World Telecommunication Day 1999

IHT October 11, 1999


Computers Sign Up for Voice and Diction 101


Talking computers have been science fiction staples at least since the HAL 9000 in ''2001, a Space Odyssey.'' In 1984, Apple Computer introduced a text-to-speech program, Macintalk, for the Macintosh computer. It was innovative, but once the ''Wow!'' factor wore off, not good enough to be useful.

Computers convert text into speech using speech synthesis. The disembodied voices in rental cars and elevators are prerecorded digital samples, not synthesized. Phone directory services use sampled voice fragments pieced together on the fly.

These systems do not need speech synthesis because they have small, fixed vocabularies. General-purpose text-to-speech requires speech synthesis because the possible vocabulary in a text is so large.

High-quality speech synthesis requires processing power that has only recently become available at mass-market costs. The software first analyzes text, breaking it into groups of words, syllables and the basic elements of speech - phonemes - which it knows how to synthesize as complex sound waveforms.

Based on the grouping of syllables and words, punctuation and language rules, it adds pitch inflection, pauses and other nuances that give natural speech its melodic and rhythmic flow.

Both deconstructing text to phonemes and adding natural inflections pose significant computational problems that we take for granted when reading a text.
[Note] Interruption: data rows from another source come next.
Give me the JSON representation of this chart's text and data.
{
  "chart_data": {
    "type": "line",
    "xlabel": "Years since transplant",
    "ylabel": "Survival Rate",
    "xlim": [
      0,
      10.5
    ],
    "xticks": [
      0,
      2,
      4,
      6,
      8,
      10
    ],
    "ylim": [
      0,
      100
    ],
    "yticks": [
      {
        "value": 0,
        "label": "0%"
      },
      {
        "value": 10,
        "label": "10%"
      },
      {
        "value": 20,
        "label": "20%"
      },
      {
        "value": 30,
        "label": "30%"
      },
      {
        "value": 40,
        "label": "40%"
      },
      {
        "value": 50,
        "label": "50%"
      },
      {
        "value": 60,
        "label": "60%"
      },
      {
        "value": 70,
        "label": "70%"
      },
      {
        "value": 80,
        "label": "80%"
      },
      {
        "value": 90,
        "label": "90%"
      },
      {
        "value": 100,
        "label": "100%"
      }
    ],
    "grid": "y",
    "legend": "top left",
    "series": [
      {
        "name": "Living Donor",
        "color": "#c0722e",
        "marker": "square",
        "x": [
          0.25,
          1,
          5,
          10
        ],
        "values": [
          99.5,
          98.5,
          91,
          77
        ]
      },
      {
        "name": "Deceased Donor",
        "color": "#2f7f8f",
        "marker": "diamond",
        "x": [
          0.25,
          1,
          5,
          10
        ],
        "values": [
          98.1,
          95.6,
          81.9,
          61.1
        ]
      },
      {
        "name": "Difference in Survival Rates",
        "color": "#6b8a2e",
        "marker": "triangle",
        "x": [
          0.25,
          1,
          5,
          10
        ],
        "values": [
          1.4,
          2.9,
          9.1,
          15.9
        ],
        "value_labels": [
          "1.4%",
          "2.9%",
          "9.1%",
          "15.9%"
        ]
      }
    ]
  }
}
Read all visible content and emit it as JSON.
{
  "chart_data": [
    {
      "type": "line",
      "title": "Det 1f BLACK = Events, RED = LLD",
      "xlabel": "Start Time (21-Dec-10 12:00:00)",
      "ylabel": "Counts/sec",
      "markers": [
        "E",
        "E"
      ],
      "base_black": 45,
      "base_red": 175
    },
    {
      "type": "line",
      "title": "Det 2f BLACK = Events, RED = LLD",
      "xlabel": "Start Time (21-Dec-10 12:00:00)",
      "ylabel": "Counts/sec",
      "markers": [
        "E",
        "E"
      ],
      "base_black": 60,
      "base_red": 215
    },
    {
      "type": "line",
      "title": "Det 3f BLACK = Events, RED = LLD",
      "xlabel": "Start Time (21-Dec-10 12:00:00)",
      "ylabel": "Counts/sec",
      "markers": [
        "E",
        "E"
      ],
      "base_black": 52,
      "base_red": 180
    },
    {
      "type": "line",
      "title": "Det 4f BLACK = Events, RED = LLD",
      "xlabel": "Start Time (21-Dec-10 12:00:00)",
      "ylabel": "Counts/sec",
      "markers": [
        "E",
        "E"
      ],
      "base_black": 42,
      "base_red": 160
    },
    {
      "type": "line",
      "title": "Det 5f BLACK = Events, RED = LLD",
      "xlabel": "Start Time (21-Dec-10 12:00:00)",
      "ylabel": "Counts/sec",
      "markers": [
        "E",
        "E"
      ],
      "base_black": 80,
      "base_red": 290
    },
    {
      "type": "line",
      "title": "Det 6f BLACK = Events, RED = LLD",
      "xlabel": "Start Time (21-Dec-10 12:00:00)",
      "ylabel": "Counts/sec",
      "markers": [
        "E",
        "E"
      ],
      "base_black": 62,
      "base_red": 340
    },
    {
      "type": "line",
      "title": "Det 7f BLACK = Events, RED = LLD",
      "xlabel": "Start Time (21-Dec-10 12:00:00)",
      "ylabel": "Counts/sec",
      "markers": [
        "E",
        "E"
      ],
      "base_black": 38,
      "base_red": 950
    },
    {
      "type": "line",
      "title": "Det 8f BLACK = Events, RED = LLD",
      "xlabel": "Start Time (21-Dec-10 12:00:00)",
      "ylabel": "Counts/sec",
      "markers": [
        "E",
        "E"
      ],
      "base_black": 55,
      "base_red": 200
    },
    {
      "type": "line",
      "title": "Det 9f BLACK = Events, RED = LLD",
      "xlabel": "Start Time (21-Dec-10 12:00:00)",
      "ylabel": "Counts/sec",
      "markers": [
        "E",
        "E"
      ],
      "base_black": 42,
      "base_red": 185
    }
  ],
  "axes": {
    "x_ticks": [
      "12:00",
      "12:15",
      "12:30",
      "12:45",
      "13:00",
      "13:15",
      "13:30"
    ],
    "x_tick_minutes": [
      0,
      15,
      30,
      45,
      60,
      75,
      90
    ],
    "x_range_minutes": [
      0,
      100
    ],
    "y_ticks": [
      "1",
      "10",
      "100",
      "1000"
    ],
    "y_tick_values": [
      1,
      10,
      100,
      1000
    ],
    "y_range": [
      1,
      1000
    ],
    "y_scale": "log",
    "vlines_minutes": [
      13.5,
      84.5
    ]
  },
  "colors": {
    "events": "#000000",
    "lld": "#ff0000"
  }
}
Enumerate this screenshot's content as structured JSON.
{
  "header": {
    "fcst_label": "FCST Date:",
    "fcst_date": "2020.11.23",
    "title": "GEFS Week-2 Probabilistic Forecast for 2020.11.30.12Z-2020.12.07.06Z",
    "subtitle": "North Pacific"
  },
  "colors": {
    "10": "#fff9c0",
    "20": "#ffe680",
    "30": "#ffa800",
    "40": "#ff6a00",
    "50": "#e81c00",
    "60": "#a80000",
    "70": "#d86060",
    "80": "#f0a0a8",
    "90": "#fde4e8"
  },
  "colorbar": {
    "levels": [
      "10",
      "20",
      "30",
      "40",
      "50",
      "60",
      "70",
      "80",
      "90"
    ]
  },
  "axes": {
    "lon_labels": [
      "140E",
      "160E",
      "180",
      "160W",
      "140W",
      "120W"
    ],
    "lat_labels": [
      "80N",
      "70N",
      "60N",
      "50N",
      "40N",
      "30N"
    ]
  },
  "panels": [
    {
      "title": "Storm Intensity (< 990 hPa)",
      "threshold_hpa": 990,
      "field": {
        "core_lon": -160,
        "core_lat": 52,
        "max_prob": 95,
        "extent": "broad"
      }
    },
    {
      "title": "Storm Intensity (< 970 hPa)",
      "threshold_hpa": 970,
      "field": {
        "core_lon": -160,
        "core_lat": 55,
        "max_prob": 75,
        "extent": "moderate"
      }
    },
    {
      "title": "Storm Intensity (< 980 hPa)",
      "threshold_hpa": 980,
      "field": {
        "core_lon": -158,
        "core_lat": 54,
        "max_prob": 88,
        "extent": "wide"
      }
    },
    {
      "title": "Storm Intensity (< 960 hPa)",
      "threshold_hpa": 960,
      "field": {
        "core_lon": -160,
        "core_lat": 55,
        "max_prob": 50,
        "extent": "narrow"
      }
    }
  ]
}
All languages have irregularities and context-dependent rules. We pronounce words correctly by rules and memorized irregularities. Consider G.B. Shaw's joke that, in English, ''ghoti'' should be pronounced the same as ''fish'' (''gh'' as in enough, ''o'' as in women, and ''ti'' as in nation).

Consider the difference between ''You're going to marry me?'' and ''You're going to marry me!'' Punctuation and context must be taken into account to convey the message behind the words.

Much research has been done on speech synthesis in recent years, and the quality is improving. Modern systems allow enhanced programmatic control of pitch modulation (range), volume and prosody (rhythm and emphasis) and let users choose among voices.

Support for languages other than English is also growing.

As processing power increases rapidly, expect to see speech synthesis moving to the mainstream.

Charles Tobermann